Byline: Morgan Taylor/Multimedia Producer
OKLAHOMA CITY, Okla – The 2023 Miss Indian Oklahoma City pageant crowned Aurianna Jones (Seminole), Jr. Miss, Jaylee Mule (Kiowa), Little Miss, Mahlea Warrior (Kickapoo) at the Destiny Christian Center on March 13.
The 31st annual pageant was sponsored by the Changing Winds Cultural Society. The Seminole Nation Honor Guard presented the colors for the ceremony.
Lisa Johnson Billy (Chickasaw) and her husband Phillip Billy emceed the event. Lisa was elected to the Oklahoma House of Representatives District 42, becoming the first Native American woman to serve in the state house. She finished out her term in 2016 as the floor leader.
CWCS Chairwoman Cheryl Anquoe (Kiowa) said that the pageant serves young Native girls living within OKC, Guthrie, Shawnee, Purcell and El Reno areas.
“We provide a platform,” she said. “The Changing Winds Cultural Society.”
Sign language classes start immediately for the princesses for six weeks.
According to Anquoe, the trio will perform in sign language at future events attended.
“These girls are invited to perform,” she said, mentioning the high volume of requests for the performance. “These performances have to be a priority.”
When inquiries are made by outside organizations, Anquoe said they expect all three princesses to be there.
“It’s an obligation, there is a lot required,” she said. “It’s a prestigious title, they go out into the community, they are seen, they are known.”
Additionally, the girls are involved in meet and greets of various forms and exhibition dancing if appropriate.
Previously, princesses have been special guests of the RedEarth, Gathering of Nations, the Rhythm of the World, Oklahoma American Indian Chamber of Commerce Luncheon, Oklahoma City State Fair, and many community powwows.
Anquoe said that the last three reigning misses attended over 16 powwows together not including events, appearances and requested performances.
CWCS seeks an honorarium for the girls. They have been honored with gift cards, gifted items, and even received monetary honors.
The main goal is to get the girls out of their shell and be able to interact in front of the public, according to Anquoe.
“They learn so much, protocol and etiquette,” she said. “A lot of them go on to hold other titles, alot of them come back to win these titles.”
The most recent former title holder is Rachel Scott (Chickasaw), who came back to win the Miss title at last year’s pageant from being crowned Little Miss years ago.
Anquoe claims there have been Muscogee (Creek) Nation participants and title holders in the past. A list of title holders can be viewed on their website.
It draws many emotions out of Anquoe watching the young ladies take on these roles.
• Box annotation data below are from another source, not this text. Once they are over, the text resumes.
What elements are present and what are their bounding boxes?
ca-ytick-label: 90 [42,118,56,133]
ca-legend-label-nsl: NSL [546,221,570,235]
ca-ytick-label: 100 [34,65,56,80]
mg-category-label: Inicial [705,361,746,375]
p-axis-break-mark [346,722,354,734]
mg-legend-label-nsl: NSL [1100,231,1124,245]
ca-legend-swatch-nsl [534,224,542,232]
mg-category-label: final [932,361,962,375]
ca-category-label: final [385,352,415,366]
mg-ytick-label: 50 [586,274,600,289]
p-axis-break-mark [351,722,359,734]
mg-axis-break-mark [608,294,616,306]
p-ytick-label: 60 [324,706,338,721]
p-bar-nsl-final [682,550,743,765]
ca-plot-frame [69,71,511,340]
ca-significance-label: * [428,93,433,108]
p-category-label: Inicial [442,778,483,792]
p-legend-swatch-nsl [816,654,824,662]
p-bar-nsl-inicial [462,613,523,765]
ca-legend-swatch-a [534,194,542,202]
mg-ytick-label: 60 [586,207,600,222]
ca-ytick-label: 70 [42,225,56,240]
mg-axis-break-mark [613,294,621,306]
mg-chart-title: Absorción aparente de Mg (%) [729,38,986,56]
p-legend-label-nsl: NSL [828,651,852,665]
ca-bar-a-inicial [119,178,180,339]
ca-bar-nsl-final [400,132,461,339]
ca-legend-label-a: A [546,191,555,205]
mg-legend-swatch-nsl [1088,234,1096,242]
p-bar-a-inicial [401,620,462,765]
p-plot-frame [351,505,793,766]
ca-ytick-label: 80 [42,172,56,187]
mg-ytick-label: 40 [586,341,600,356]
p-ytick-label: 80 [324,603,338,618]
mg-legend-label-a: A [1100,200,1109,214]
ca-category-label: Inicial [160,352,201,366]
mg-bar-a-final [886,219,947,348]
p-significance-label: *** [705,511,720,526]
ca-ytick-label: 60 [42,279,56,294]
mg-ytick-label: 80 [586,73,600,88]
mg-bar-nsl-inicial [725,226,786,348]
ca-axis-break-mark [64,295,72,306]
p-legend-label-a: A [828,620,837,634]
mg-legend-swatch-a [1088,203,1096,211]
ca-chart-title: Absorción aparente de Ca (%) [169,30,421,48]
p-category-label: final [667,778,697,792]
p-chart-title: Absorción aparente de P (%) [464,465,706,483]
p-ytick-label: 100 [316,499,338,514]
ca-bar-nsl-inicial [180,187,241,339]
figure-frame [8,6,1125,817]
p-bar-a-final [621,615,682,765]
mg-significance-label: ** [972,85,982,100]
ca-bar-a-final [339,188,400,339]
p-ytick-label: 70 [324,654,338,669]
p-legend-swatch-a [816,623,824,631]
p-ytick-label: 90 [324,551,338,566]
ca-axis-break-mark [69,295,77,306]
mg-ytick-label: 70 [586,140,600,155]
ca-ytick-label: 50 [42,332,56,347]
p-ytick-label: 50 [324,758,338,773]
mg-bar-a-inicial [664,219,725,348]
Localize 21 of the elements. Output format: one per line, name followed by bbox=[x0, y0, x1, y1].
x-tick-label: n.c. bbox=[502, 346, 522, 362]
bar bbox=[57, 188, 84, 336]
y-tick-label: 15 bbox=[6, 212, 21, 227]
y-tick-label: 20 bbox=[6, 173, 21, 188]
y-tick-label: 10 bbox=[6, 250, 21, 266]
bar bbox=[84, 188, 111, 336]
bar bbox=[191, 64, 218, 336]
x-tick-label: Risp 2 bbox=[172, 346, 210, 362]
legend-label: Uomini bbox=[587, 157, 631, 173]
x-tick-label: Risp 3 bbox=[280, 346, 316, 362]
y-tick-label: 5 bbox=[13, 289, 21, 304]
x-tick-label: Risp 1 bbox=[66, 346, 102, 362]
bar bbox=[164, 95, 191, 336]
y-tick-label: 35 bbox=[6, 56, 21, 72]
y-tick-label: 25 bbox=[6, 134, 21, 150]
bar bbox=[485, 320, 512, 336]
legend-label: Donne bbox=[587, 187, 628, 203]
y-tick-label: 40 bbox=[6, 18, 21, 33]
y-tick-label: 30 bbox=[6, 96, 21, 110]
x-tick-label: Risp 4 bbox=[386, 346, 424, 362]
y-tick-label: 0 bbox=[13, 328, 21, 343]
She sheds proud tears from time to time.
“The transformation from the time they gain the title from the time they leave they become more outgoing and it’s wonderful to see,” Anquoe said. “It’s priceless, that’s all I can say.”
Anquoe got involved with the organization and the pageant when her young daughter won the Little Miss title at just six years old, making her the youngest title holder at the time.
CWCS founder Shirley Wapskine, , appointed Anquoe as her right hand man after her young daughter’s reign.
Wapskineh created the CWCS and the Miss Indian OKC pageant after she saw a need for young Native girls to be mentored in the OKC area. Being involved in the Oklahoma Federation of Native Women and Miss Indian World allowed the platform idea to take shape.
According to Anquoe, it was Wapskineh’s main goal to help these ladies be in front of the public. The connections that she had with different entities including civic, private, and public organizations boosted opportunities for the young native women.
Anquoe served seven years until Wapskineh’s passing in 2015. She returned in 2021 to bring Wapskineh’s legacy back to the pageant.
“It was her heart and her life,” she said. “She holds a special place in a lot of these womens’ hearts.”
Spending time together, the girls developed a strong bond.
“It’s a sisterhood,” Anquoe said. “All the girls that have held titles are sisters.”
“As Ms. Shirley would say ‘May you always walk in beauty’.”
Committee Members of the pageant include Pat Nimsey, Madonna Myers, Robert Deere, Kalonie Green, Susan Zotigh, Claudette Eckiwardy, Alexis Tanyan, Lori Switch, Hilary Fields, Keri Morgan, and Patricia McDaniels-Gomez.